Controlled fabrication of highly ordered platinum nanostructures using pulsed electrodeposition

Pulsed potential (PP) electrodeposition was utilized for the first time to fabricate three-dimensional (3D) platinum (Pt) nanostructures within phytantriol-based double diamond cubic templates, both with or without 20 % w/w Brij-56 as a pore swelling agent. Unlike conventional direct potential (DP) deposition, the PP approach yielded Pt nanostructures with markedly enhanced uniformity and superior lattice ordering.
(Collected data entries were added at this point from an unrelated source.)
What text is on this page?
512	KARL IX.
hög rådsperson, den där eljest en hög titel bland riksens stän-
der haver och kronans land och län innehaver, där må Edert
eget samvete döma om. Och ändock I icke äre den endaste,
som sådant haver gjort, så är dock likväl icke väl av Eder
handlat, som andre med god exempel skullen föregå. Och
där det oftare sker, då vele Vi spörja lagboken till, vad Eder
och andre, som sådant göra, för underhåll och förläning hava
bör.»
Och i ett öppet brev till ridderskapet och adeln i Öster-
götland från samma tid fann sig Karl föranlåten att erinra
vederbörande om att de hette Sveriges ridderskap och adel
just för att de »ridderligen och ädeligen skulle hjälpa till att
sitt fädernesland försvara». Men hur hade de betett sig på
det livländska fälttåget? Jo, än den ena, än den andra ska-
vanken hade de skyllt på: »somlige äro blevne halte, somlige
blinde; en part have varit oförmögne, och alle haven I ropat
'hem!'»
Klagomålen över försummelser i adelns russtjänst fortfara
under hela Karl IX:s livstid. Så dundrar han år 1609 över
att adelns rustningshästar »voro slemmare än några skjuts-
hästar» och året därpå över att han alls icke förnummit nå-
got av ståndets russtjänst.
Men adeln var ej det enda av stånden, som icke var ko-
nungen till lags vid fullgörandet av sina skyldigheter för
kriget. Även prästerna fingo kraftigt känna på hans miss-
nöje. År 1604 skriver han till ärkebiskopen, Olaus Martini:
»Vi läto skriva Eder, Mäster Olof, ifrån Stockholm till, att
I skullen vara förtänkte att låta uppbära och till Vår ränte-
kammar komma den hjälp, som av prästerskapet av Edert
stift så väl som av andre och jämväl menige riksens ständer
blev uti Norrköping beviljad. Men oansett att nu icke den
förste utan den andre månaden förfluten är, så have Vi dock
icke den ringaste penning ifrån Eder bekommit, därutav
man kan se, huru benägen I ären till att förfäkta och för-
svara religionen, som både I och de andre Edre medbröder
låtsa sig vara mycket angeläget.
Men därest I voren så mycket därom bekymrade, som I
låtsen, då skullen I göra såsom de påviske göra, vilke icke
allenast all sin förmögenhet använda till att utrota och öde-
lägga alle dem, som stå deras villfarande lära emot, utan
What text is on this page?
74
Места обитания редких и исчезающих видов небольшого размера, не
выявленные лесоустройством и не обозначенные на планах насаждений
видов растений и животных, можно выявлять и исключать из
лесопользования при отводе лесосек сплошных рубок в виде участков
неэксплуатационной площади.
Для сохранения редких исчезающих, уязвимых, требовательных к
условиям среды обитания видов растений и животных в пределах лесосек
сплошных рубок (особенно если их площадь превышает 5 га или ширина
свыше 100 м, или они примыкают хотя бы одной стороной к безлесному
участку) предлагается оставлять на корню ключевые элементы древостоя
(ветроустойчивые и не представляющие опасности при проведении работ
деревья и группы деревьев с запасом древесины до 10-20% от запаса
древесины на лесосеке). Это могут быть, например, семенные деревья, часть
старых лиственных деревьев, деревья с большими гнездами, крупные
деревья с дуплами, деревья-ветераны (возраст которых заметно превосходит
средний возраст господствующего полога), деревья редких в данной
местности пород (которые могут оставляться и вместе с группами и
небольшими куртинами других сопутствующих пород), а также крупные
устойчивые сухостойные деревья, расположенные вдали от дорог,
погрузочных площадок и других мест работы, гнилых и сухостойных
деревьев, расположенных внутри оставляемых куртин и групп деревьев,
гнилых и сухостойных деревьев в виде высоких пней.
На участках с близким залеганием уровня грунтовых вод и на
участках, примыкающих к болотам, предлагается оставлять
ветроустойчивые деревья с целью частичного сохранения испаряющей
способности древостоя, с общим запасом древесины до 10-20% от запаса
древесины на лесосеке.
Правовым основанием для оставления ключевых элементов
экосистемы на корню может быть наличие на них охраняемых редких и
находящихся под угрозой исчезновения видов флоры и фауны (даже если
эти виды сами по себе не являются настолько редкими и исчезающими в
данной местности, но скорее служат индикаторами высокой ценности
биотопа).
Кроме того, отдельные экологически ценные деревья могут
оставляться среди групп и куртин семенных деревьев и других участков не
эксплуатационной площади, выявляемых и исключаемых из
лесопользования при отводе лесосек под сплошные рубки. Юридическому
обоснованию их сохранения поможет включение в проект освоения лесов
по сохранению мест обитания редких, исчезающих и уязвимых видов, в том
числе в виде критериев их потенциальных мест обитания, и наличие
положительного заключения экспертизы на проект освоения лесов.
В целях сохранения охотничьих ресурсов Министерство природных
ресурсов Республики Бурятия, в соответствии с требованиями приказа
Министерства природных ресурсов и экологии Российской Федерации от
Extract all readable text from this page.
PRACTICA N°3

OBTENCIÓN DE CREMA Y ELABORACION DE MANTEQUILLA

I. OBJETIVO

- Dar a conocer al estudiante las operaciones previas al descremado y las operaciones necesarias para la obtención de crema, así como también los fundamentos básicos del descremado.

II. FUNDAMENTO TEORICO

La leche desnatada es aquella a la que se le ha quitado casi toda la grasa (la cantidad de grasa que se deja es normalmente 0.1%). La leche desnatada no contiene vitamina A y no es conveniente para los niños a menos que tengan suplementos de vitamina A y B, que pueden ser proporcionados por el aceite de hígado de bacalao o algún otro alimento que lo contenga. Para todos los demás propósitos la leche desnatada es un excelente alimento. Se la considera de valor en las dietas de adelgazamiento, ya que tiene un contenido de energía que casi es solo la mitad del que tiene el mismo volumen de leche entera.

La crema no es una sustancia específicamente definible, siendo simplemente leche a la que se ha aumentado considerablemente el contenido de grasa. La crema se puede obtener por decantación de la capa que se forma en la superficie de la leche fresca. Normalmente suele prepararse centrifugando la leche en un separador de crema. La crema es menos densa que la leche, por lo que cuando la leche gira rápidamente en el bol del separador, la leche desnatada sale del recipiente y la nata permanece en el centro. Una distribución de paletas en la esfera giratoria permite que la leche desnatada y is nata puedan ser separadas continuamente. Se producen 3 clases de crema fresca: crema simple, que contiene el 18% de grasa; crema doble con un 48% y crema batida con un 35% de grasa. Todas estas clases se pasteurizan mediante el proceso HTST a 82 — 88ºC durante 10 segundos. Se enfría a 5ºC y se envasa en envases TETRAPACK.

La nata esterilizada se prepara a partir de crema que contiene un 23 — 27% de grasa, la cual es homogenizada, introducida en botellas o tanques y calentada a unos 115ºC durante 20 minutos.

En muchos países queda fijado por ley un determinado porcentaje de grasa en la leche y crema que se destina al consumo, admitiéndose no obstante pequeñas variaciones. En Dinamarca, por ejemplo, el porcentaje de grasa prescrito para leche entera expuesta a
Small Angle X-ray Scattering (SAXS) revealed that PP-grown structures exhibited sharp, well-defined Bragg peaks corresponding to lattice parameters of 134.2 ± 2.1 Å without Brij-56 and 236.7 ± 2.5 Å with 20 % w/w Brij-56, whereas DP-grown structures showed broader, less distinct peaks with smaller lattice parameter (130.7 ± 1.9 Å and 197.1 ± 2.8 Å, respectively). Notably, In-situ SAXS measurements provided real-time insights into the evolution of 3D Pt nanostructures, enabling direct monitoring of orientational and lateral ordering within the templated phases. High resolution SEM further confirmed the superior quality of PP-grown structures, revealing highly ordered 3D nanowire network with uniform pore sizes of 89.5 ± 1.3 (without Brij-56) and 102.0 ± 0.7 Å (with 20 % w/w Brij-56). Overall, these findings highlight the effectiveness of PP electrodeposition in mitigating structural inhomogeneities, establishing it as a powerful strategy for fabricating well-ordered 3D Pt nanostructures.